Another unusual aspect of the ongoing strike is that a German patent law firm, Zimmermann  & Partner, expresses its support for EPO examiners "in their legitimate request for fundamental rights" on the firm's landing page and, in greater detail, on a dedicated page. The firm states clearly, among other things, that it finds "management decisions against European human rights inacceptable." On this blog, Zimmermann has been mentioned a few times because of its representation of Samsung in its German Apple lawsuits (Apple was unable to defend a single patent claim here).
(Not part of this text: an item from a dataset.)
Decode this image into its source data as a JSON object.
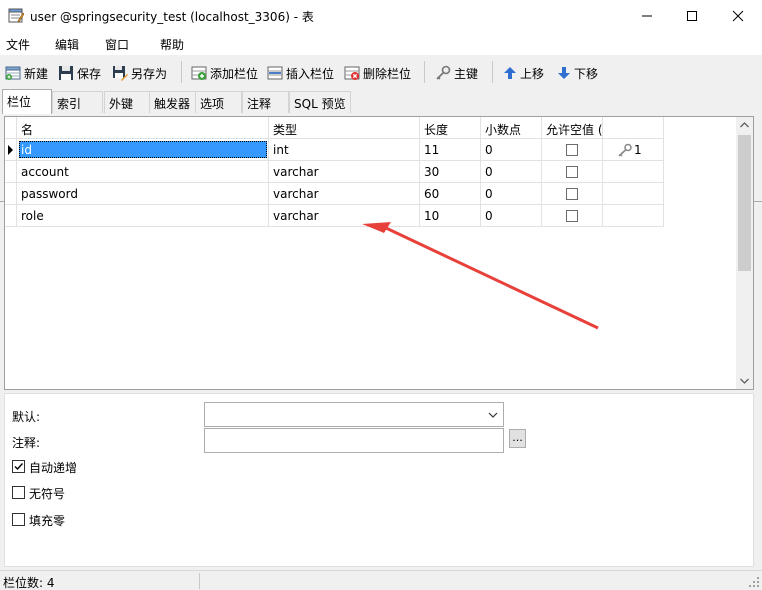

I've also been able to research work of that firm on behalf of various suppliers to the automotive industry, Medtronic (the world leader in medical devices), and Kimberly-Clark. It's probably unprecedented for a firm to take sides in an internal dispute of a patent office. (It's also the first time for me to write about this kind of subject.)

The EPO appears to attribute all of the staff's activism to resistance against necessary reforms. There may indeed be a need for reform, but the number one item on the reform agenda should probably be governance and the rule of law.